Search code examples
scalagoogle-cloud-bigtablespotify-scio

Transform HBase Scan to RowFilter


I'm using scio from spotify for my Dataflow jobs. In last scio version, new bigtable java api is used (com.google.bigtable.v2)

Now scio bigtable entry point required "RowFilter" to filter instead of Hbase "Scan". Is there a simple way to transform "Scan" to "RowFilter" ? I looked for adapters in source code but I'm not sure how to use it. I don't find documentation to easy migrate from hbase api to "new" api.

A simple scan I used in my code that I need to transform:

val scan = new Scan()
scan.setRowPrefixFilter("helloworld".getBytes)
scan.addColumn("family".getBytes, "qualifier".getBytes)
scan.setMaxVersions()

Solution

  • In theory, you can add the bigtable-hbase dependency to the project and call com.google.cloud.bigtable.hbase.adapters.Adapters.SCAN_ADAPTER.adapt(scan) to convert the Scan to a RowFilter, or more specifically a [ReadRowsRequest][3] which contains a [RowFilter][4]. (The links are to the protobuf definition of those objects which contain the variables and extensive comments).

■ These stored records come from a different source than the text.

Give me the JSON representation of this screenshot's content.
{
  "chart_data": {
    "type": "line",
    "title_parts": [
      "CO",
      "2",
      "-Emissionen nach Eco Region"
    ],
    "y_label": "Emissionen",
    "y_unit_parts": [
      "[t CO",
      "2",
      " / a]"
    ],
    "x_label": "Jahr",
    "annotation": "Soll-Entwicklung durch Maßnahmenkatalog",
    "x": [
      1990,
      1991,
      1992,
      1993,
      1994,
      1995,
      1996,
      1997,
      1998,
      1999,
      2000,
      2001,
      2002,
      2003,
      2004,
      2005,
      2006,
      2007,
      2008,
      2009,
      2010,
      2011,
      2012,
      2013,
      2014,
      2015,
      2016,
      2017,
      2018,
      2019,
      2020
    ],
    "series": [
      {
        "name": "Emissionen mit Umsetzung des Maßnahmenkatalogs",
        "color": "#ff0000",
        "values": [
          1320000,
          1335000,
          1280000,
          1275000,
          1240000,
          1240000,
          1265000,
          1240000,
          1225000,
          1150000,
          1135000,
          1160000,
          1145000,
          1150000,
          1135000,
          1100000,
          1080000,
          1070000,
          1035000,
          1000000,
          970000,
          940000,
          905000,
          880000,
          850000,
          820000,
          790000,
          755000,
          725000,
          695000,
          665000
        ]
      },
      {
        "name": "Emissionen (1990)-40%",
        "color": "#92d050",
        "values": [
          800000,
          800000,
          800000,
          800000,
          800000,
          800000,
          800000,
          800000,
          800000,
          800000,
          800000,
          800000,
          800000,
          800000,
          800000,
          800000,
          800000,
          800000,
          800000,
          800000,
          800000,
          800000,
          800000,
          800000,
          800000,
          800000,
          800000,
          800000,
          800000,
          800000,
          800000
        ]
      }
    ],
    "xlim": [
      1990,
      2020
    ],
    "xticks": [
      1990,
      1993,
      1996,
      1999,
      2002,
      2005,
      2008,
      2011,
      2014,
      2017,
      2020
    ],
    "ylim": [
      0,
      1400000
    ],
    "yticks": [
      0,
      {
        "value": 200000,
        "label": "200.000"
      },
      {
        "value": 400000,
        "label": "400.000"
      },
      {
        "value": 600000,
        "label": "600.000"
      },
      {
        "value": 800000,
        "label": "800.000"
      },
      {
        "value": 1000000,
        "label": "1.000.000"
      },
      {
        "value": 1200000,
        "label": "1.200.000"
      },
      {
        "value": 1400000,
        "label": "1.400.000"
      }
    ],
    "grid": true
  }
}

    That said, the bigtable-hbase dependency adds quite a few transitive dependencies. I would use the bigtable-hbase SCAN_ADAPTER in a standalone project, and then print the RowFilter to see how it's constructed.

    In the specific case that you mention, the RowFilter is quite simple, but there may be additional complications. You have three parts to your scan, so I'll give a breakdown of how to achieve them:

    1. scan.setRowPrefixFilter("helloworld".getBytes). This translates to a start key and end key on BigtableIO. "helloworld" is the start key, and you can calculate the end key with RowKeyUtil. calculateTheClosestNextRowKeyForPrefix. The default BigtableIO does not expose set start key and set end key, so the scio version will have to change to make those setters public.

    2. scan.addColumn("family".getBytes, "qualifier".getBytes) translates to two RowFilters added to a RowFilter with a Chain (mostly analogous to an AND). The first RowFilter will have familyNameRegexFilter set, and the second RowFilter will have columnNameRegexFilter

    3. scan.setMaxVersions() converts to a RowFilter with cellsPerColumnLimitFilter set. It would need to be added to a the chain from #2. Warning: If you use a timestampRangeFilter or value filter of a RowFilter to limit the range of the columns, make sure to put the cellsPerColumnLimitFilter at the end of the chain.